Ce monde est absurde. Visiblement. « Pour rassembler / dans de grands bâtiments / autant de souffrance / de haute technologie / de germes / et de murs blancs / il fallait // vraiment le vouloir ». Absurdité des critères et objectifs, comme de la politique du chiffre dans la police. Il faut consommer plus de Solution Hydro-Alcoolique, il faut en mettre « partout / sous les aisselles entre les cuisses », s’en tartiner entre collègues, s’en brosser les dents. C’est aussi un monde rêvé, où une « voix moite, pareille à la rosée des premiers jours d’été », demande de la rappeler car elle a une mission à proposer.

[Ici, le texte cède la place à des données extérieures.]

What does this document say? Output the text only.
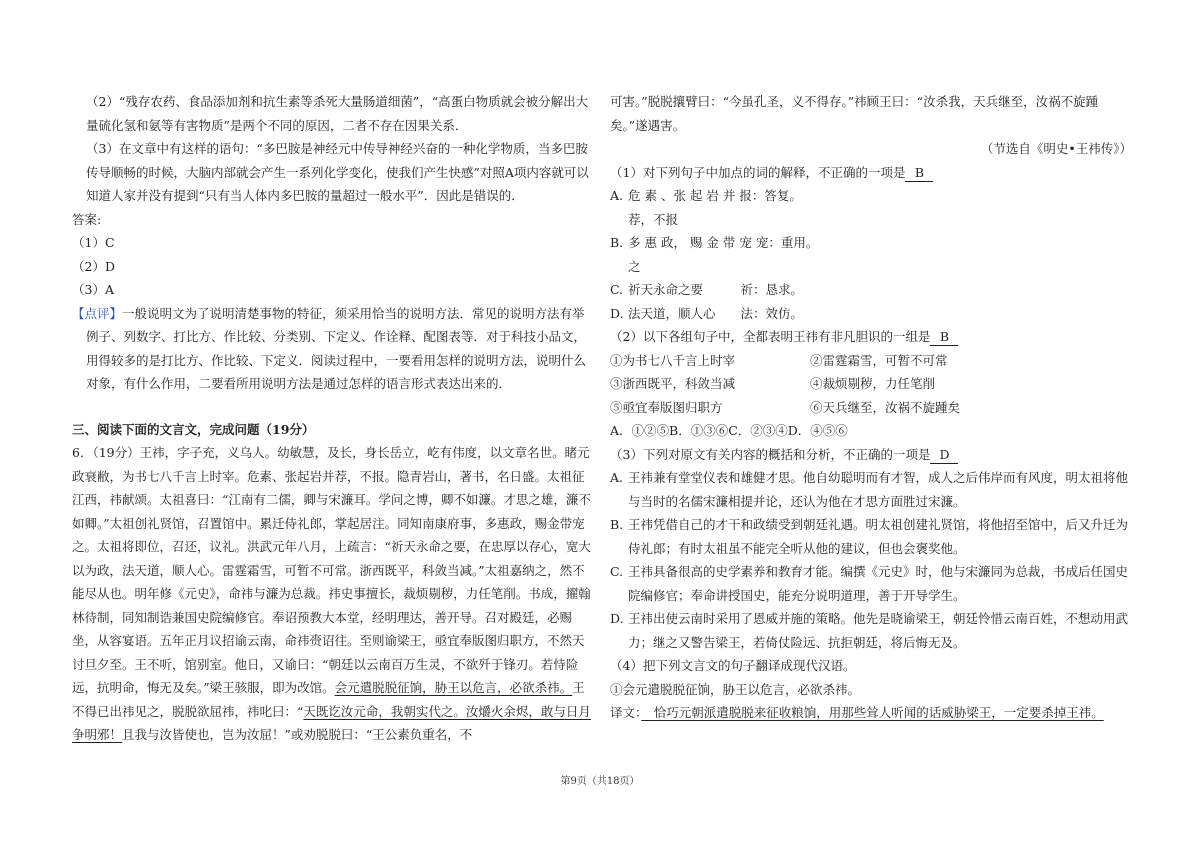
（2）“残存农药、食品添加剂和抗生素等杀死大量肠道细菌”，“高蛋白物质就会被分解出大量硫化氢和氨等有害物质”是两个不同的原因，二者不存在因果关系．

（3）在文章中有这样的语句：“多巴胺是神经元中传导神经兴奋的一种化学物质，当多巴胺传导顺畅的时候，大脑内部就会产生一系列化学变化，使我们产生快感”对照A项内容就可以知道人家并没有提到“只有当人体内多巴胺的量超过一般水平”．因此是错误的．

答案:

（1）C

（2）D

（3）A

【点评】一般说明文为了说明清楚事物的特征，须采用恰当的说明方法．常见的说明方法有举例子、列数字、打比方、作比较、分类别、下定义、作诠释、配图表等．对于科技小品文，用得较多的是打比方、作比较、下定义．阅读过程中，一要看用怎样的说明方法，说明什么对象，有什么作用，二要看所用说明方法是通过怎样的语言形式表达出来的．

三、阅读下面的文言文，完成问题（19分）

6．（19分）王祎，字子充，义乌人。幼敏慧，及长，身长岳立，屹有伟度，以文章名世。睹元政衰敝，为书七八千言上时宰。危素、张起岩并荐，不报。隐青岩山，著书，名日盛。太祖征江西，祎献颂。太祖喜曰：“江南有二儒，卿与宋濂耳。学问之博，卿不如濂。才思之雄，濂不如卿。”太祖创礼贤馆，召置馆中。累迁侍礼郎，掌起居注。同知南康府事，多惠政，赐金带宠之。太祖将即位，召还，议礼。洪武元年八月，上疏言：“祈天永命之要，在忠厚以存心，宽大以为政，法天道，顺人心。雷霆霜雪，可暂不可常。浙西既平，科敛当减。”太祖嘉纳之，然不能尽从也。明年修《元史》，命祎与濂为总裁。祎史事擅长，裁烦剔秽，力任笔削。书成，擢翰林待制，同知制诰兼国史院编修官。奉诏预教大本堂，经明理达，善开导。召对殿廷，必赐坐，从容宴语。五年正月议招谕云南，命祎赍诏往。至则谕梁王，亟宜奉版图归职方，不然天讨旦夕至。王不听，馆别室。他日，又谕曰：“朝廷以云南百万生灵，不欲歼于锋刃。若恃险远，抗明命，悔无及矣。”梁王骇服，即为改馆。会元遣脱脱征饷，胁王以危言，必欲杀祎。王不得已出祎见之，脱脱欲屈祎，祎叱曰：“天既讫汝元命，我朝实代之。汝爝火余烬，敢与日月争明邪！且我与汝皆使也，岂为汝屈！”或劝脱脱曰：“王公素负重名，不

可害。”脱脱攘臂曰：“今虽孔圣，义不得存。”祎顾王曰：“汝杀我，天兵继至，汝祸不旋踵矣。”遂遇害。

（节选自《明史•王祎传》）

（1）对下列句子中加点的词的解释，不正确的一项是 B

A. 危 素 、张 起 岩 并 报：答复。
荐，不报
B. 多 惠 政， 赐 金 带 宠 宠：重用。
之
C. 祈天永命之要　　　祈：恳求。
D. 法天道，顺人心　　法：效仿。

（2）以下各组句子中，全都表明王祎有非凡胆识的一组是 B

①为书七八千言上时宰	②雷霆霜雪，可暂不可常
③浙西既平，科敛当减	④裁烦剔秽，力任笔削
⑤亟宜奉版图归职方	⑥天兵继至，汝祸不旋踵矣

A．①②⑤B．①③⑥C．②③④D．④⑤⑥

（3）下列对原文有关内容的概括和分析，不正确的一项是 D

A. 王祎兼有堂堂仪表和雄健才思。他自幼聪明而有才智，成人之后伟岸而有风度，明太祖将他与当时的名儒宋濂相提并论，还认为他在才思方面胜过宋濂。
B. 王祎凭借自己的才干和政绩受到朝廷礼遇。明太祖创建礼贤馆，将他招至馆中，后又升迁为侍礼郎；有时太祖虽不能完全听从他的建议，但也会褒奖他。
C. 王祎具备很高的史学素养和教育才能。编撰《元史》时，他与宋濂同为总裁，书成后任国史院编修官；奉命讲授国史，能充分说明道理，善于开导学生。
D. 王祎出使云南时采用了恩威并施的策略。他先是晓谕梁王，朝廷怜惜云南百姓，不想动用武力；继之又警告梁王，若倚仗险远、抗拒朝廷，将后悔无及。

（4）把下列文言文的句子翻译成现代汉语。

①会元遣脱脱征饷，胁王以危言，必欲杀祎。

译文：　恰巧元朝派遣脱脱来征收粮饷，用那些耸人听闻的话威胁梁王，一定要杀掉王祎。

第9页（共18页）
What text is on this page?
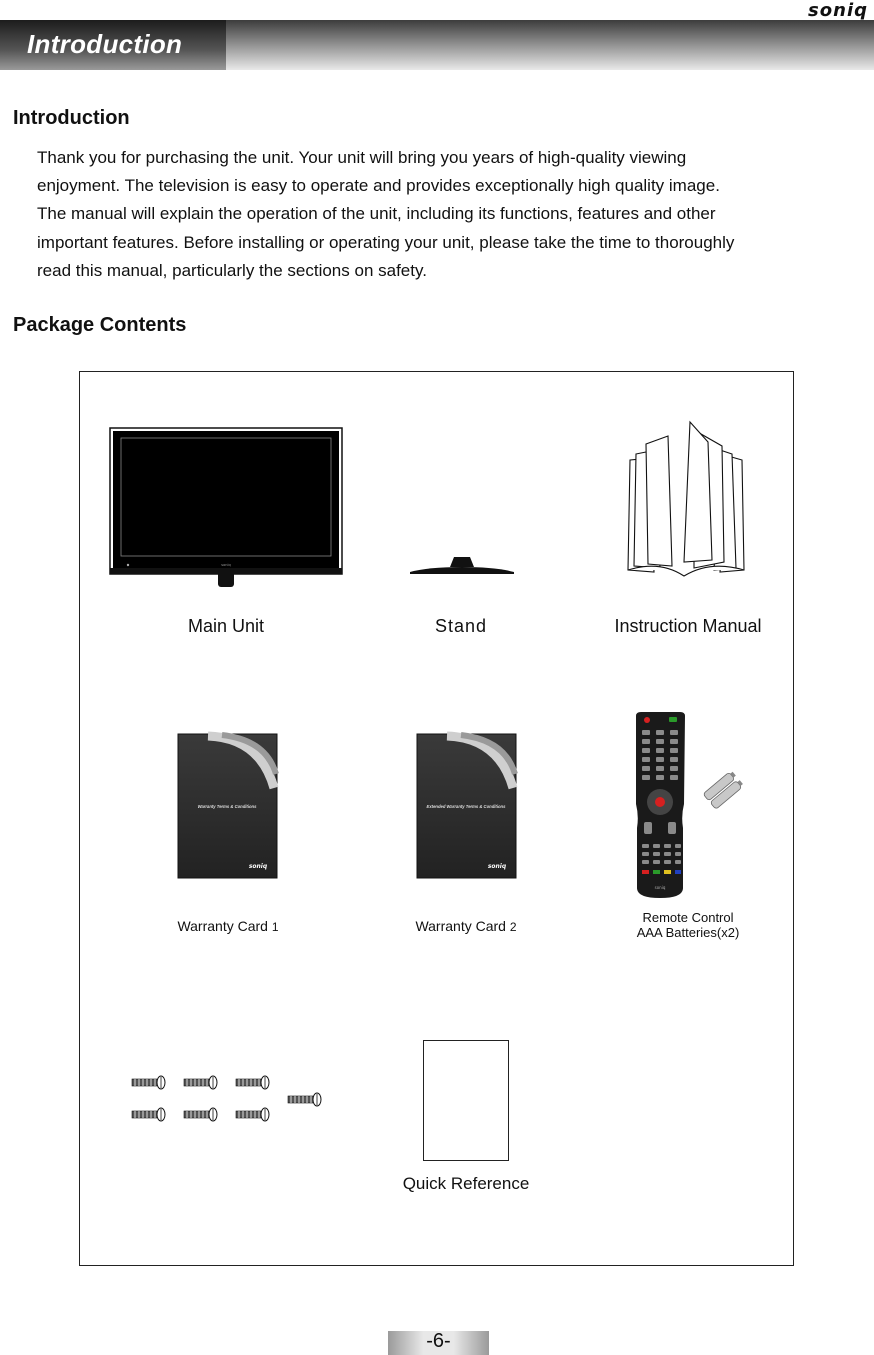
Introduction
soniq
Introduction

Thank you for purchasing the unit. Your unit will bring you years of high-quality viewing

enjoyment. The television is easy to operate and provides exceptionally high quality image.

The manual will explain the operation of the unit, including its functions, features and other

important features. Before installing or operating your unit, please take the time to thoroughly

read this manual, particularly the sections on safety.

Package Contents
soniq
Main Unit	Stand	Instruction Manual
Warranty Terms & Conditions
soniq
Extended Warranty Terms & Conditions
soniq
soniq
Warranty Card 1	Warranty Card 2
Remote Control
AAA Batteries(x2)
Quick Reference
-6-
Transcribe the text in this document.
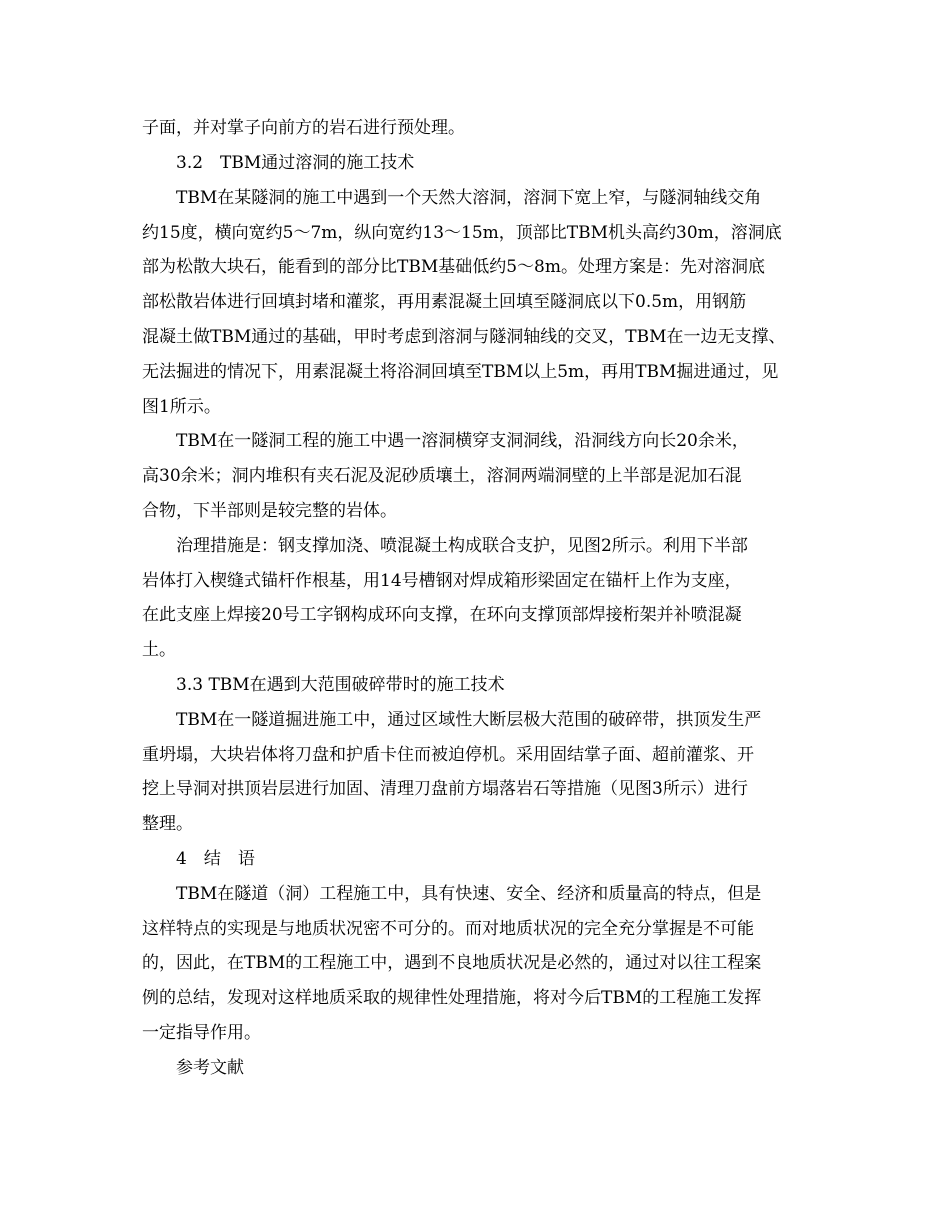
子面，并对掌子向前方的岩石进行预处理。
3.2　TBM通过溶洞的施工技术
TBM在某隧洞的施工中遇到一个天然大溶洞，溶洞下宽上窄，与隧洞轴线交角
约15度，横向宽约5～7m，纵向宽约13～15m，顶部比TBM机头高约30m，溶洞底
部为松散大块石，能看到的部分比TBM基础低约5～8m。处理方案是：先对溶洞底
部松散岩体进行回填封堵和灌浆，再用素混凝土回填至隧洞底以下0.5m，用钢筋
混凝土做TBM通过的基础，甲时考虑到溶洞与隧洞轴线的交叉，TBM在一边无支撑、
无法掘进的情况下，用素混凝土将浴洞回填至TBM以上5m，再用TBM掘进通过，见
图1所示。
TBM在一隧洞工程的施工中遇一溶洞横穿支洞洞线，沿洞线方向长20余米，
高30余米；洞内堆积有夹石泥及泥砂质壤土，溶洞两端洞壁的上半部是泥加石混
合物，下半部则是较完整的岩体。
治理措施是：钢支撑加浇、喷混凝土构成联合支护，见图2所示。利用下半部
岩体打入楔缝式锚杆作根基，用14号槽钢对焊成箱形梁固定在锚杆上作为支座，
在此支座上焊接20号工字钢构成环向支撑，在环向支撑顶部焊接桁架并补喷混凝
土。
3.3 TBM在遇到大范围破碎带时的施工技术
TBM在一隧道掘进施工中，通过区域性大断层极大范围的破碎带，拱顶发生严
重坍塌，大块岩体将刀盘和护盾卡住而被迫停机。采用固结掌子面、超前灌浆、开
挖上导洞对拱顶岩层进行加固、清理刀盘前方塌落岩石等措施（见图3所示）进行
整理。
4　结　语
TBM在隧道（洞）工程施工中，具有快速、安全、经济和质量高的特点，但是
这样特点的实现是与地质状况密不可分的。而对地质状况的完全充分掌握是不可能
的，因此，在TBM的工程施工中，遇到不良地质状况是必然的，通过对以往工程案
例的总结，发现对这样地质采取的规律性处理措施，将对今后TBM的工程施工发挥
一定指导作用。
参考文献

Où les « pygmées primitifs » sont « des trisomiques » et les « vahinés superbes et langoureuses » des « aide-soignantes ». Rêvé par les patients, surtout peut-être ceux atteints d’Alzheimer ou de Parkinson, ces « sœurs jumelles / nées sous le signe des gémeaux ».

L’un des personnages récurrents, la formatrice aux aisselles auréolées, met en garde contre « la Toute-Puissance » qui guetterait tout soignant : à lui de reconnaître et de combattre sa « part sombre » de « Voyeur et de Sadique ». Exagération pédagogique ? Mais on ne peut lui donner tort quand elle affirme : « vous allez / devenir des soignants, pas des Guérisseurs. // Laissez la guérison aux Marabouts, aux Rebouteux et aux / Shamans de l’Amérique du sud. // Vous, vous n’êtes qu’un rouage / du système de soins / et vous devez / essayer / avant tout / de / ne pas nuire ». Message reçu cinq sur cinq, le titre du livre en témoigne. « Pas de mystère et pas de magie » : ceux qui « apprennent plus vite et mieux » sont ceux « dont les mains / ne tremblent pas ».

Le soignant peut se réveiller « cousu dans la peau d’un patient » et se dire « mec tu as le droit de décrocher / (…) / profite de ne pas savoir ce que c’est / d’être / à la place des autres ». Il revient à lui comme après le soin, ce rouage dans sa vie comme dans celle de l’hôpital, le patient revient à lui. Chacun repart de son côté. Avec, côté soignant, ce pli : « Moi je me dis quand je serai sur un lit de mort / (parce qu’à force d’y voir les autres on finit / par se faire une idée / (…) / je ne chiquerai pas au type digne / je me laisserai aller ».